Bumblebee is a scanner, not a remediation tool. It tells you what is on disk; it does not remove packages, patch versions, or block execution. Remediation is intentionally out of scope — the team’s view is that accurate read-only detection is hard enough, and that mixing detection with mutation increases the risk of unintended consequences.

It also does not scan Docker images, container registries, or cloud infrastructure. The scope is strictly developer laptops (macOS and Linux in v0.1.1).

If Bumblebee surfaces a finding in your npm packages, socket.dev provides deeper static analysis of the flagged packages. For Python, pip-audit complements Bumblebee by querying the OSV and PyPI Advisory databases — Bumblebee finds the package, pip-audit explains the vulnerability. For a broader security toolkit covering vulnerability scanners and penetration testing tools, see our Scanners Box cybersecurity collection.

Deploy secure AI infrastructure: If you’re running MCP servers or AI workloads on a VPS, hardening the host OS is the first line of defence.

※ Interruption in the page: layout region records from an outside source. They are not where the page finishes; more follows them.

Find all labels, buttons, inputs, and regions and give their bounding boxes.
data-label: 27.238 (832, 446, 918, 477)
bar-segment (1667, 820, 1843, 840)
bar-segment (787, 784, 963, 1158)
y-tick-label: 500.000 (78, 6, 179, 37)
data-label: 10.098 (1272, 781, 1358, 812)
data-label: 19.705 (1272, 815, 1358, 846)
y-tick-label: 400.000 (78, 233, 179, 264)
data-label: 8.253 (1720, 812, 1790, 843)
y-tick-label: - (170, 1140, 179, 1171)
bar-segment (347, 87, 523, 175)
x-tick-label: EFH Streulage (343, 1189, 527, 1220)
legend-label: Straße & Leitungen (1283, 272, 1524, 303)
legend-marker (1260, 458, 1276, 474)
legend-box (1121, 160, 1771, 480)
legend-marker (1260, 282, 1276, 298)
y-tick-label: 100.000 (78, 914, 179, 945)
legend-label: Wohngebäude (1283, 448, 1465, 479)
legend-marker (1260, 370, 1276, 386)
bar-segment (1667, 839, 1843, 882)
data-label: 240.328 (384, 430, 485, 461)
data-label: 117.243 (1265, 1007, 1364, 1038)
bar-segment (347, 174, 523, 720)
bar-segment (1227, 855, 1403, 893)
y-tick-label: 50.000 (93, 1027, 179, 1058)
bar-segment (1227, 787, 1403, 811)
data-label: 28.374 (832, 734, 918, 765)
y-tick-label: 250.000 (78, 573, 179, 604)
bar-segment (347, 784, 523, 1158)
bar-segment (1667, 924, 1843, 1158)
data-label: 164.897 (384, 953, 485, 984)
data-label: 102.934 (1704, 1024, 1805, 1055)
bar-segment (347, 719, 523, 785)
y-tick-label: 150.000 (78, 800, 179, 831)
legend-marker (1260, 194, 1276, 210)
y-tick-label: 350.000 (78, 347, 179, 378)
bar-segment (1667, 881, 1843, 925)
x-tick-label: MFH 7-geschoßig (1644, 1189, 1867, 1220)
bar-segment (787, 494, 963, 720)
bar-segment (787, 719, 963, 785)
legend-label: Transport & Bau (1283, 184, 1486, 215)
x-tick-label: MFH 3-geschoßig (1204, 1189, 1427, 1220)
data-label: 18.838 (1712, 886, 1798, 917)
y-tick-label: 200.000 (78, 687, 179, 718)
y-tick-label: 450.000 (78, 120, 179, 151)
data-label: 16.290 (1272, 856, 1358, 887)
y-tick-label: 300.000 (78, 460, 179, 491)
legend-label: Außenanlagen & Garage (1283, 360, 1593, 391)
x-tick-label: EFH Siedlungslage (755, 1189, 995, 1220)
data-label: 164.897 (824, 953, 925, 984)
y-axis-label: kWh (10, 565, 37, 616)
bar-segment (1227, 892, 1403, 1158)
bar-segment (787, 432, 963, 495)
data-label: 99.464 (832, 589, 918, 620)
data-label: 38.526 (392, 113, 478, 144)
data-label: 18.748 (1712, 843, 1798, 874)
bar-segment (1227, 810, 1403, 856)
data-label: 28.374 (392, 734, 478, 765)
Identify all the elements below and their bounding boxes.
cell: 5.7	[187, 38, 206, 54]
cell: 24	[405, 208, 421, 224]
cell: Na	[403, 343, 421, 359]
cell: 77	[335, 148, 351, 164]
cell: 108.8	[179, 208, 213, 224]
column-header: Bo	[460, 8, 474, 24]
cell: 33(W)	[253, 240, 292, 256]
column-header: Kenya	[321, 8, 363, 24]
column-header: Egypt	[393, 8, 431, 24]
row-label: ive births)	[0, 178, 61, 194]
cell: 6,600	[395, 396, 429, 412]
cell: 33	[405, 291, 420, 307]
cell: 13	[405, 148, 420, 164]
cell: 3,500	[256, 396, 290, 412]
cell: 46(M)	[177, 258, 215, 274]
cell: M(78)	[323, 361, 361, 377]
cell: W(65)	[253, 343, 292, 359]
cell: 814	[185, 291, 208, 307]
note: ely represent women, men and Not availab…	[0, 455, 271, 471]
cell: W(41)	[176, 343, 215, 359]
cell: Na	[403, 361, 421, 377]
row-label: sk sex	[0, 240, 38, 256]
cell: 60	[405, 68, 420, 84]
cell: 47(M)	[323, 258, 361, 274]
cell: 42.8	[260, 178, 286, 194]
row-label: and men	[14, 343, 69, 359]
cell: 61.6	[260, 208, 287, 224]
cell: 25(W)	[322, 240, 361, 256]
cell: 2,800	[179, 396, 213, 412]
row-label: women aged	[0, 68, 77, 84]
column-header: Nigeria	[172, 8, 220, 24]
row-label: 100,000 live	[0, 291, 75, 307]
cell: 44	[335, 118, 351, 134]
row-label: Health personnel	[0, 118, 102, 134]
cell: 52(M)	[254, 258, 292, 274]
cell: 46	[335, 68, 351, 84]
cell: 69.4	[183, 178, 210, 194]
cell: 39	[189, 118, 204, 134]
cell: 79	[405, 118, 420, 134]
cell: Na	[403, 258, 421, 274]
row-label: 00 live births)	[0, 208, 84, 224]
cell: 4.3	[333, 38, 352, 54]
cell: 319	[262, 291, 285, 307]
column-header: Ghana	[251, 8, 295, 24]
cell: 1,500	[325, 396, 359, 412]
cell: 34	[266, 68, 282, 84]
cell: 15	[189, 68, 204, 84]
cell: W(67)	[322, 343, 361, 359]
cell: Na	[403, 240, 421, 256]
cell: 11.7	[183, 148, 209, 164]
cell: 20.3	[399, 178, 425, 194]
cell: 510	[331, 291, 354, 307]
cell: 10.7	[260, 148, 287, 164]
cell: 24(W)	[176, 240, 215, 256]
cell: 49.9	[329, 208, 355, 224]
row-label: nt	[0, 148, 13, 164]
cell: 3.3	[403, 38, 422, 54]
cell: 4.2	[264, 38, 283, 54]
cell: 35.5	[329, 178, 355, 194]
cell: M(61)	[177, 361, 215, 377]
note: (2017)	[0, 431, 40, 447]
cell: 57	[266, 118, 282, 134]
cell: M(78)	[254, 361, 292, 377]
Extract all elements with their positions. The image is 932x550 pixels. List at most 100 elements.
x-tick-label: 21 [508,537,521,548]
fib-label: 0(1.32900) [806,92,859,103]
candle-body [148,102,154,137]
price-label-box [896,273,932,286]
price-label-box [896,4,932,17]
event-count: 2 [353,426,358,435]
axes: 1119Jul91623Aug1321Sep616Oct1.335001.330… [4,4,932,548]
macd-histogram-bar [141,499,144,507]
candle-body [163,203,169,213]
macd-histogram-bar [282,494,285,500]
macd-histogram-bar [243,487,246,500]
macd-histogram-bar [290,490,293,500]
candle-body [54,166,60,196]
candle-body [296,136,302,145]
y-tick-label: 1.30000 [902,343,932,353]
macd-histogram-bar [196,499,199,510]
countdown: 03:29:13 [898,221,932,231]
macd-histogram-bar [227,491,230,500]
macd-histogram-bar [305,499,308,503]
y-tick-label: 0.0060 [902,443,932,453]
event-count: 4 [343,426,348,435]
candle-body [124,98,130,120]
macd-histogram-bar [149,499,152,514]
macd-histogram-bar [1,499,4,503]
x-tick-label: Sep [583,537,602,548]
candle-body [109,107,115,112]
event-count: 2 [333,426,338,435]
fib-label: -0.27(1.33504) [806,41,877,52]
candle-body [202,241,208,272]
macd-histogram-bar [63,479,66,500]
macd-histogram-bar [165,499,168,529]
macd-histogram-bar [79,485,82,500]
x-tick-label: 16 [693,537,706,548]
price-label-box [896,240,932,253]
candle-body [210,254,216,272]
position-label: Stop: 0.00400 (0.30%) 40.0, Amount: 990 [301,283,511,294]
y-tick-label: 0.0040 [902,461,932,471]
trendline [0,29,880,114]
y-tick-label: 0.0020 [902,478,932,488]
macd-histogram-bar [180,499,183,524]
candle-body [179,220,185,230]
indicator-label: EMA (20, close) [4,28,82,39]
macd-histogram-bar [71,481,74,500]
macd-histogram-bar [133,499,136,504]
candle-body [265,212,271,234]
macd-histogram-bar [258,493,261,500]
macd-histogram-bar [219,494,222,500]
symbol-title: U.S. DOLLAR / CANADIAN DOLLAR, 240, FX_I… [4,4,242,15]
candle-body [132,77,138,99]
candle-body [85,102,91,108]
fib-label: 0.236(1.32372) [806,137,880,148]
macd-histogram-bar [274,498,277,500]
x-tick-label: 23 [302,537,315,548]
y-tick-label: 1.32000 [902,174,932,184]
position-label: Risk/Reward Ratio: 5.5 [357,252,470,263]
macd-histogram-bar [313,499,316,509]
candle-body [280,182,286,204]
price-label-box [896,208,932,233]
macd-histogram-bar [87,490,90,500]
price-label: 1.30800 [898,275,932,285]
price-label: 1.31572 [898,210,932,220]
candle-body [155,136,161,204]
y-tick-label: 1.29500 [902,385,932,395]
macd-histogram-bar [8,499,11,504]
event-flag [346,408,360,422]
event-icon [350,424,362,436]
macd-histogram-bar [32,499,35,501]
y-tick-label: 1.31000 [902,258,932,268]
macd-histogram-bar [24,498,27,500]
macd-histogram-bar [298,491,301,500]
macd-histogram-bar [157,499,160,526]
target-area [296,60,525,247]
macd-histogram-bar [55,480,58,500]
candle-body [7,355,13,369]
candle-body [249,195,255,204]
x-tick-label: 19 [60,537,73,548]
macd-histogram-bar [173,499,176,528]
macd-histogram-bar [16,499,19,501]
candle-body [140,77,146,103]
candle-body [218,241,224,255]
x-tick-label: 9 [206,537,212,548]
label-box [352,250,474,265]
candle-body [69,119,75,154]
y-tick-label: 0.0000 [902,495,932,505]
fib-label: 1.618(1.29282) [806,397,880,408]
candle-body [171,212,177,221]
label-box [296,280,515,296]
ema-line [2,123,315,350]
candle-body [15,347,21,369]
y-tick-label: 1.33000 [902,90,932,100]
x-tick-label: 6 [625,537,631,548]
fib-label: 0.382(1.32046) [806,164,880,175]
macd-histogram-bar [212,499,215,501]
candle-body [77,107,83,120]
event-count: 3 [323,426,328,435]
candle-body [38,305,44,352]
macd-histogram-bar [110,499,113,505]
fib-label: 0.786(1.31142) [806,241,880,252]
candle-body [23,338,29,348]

A $6/month DigitalOcean Droplet (2 vCPU, 2 GB RAM) gives you full root access to configure your own firewall, user isolation, and audit logging. New users get $200 in free credits.

Bottom Line #

Bumblebee solves a specific, underserved problem: auditing the full surface of a developer machine — global packages, editor extensions, browser extensions, and MCP configs — for supply-chain exposure, without executing anything that could make the situation worse. If you use Claude Desktop, Cursor, or any MCP-enabled AI tool, running bumblebee scan --profile baseline should be part of your weekly routine.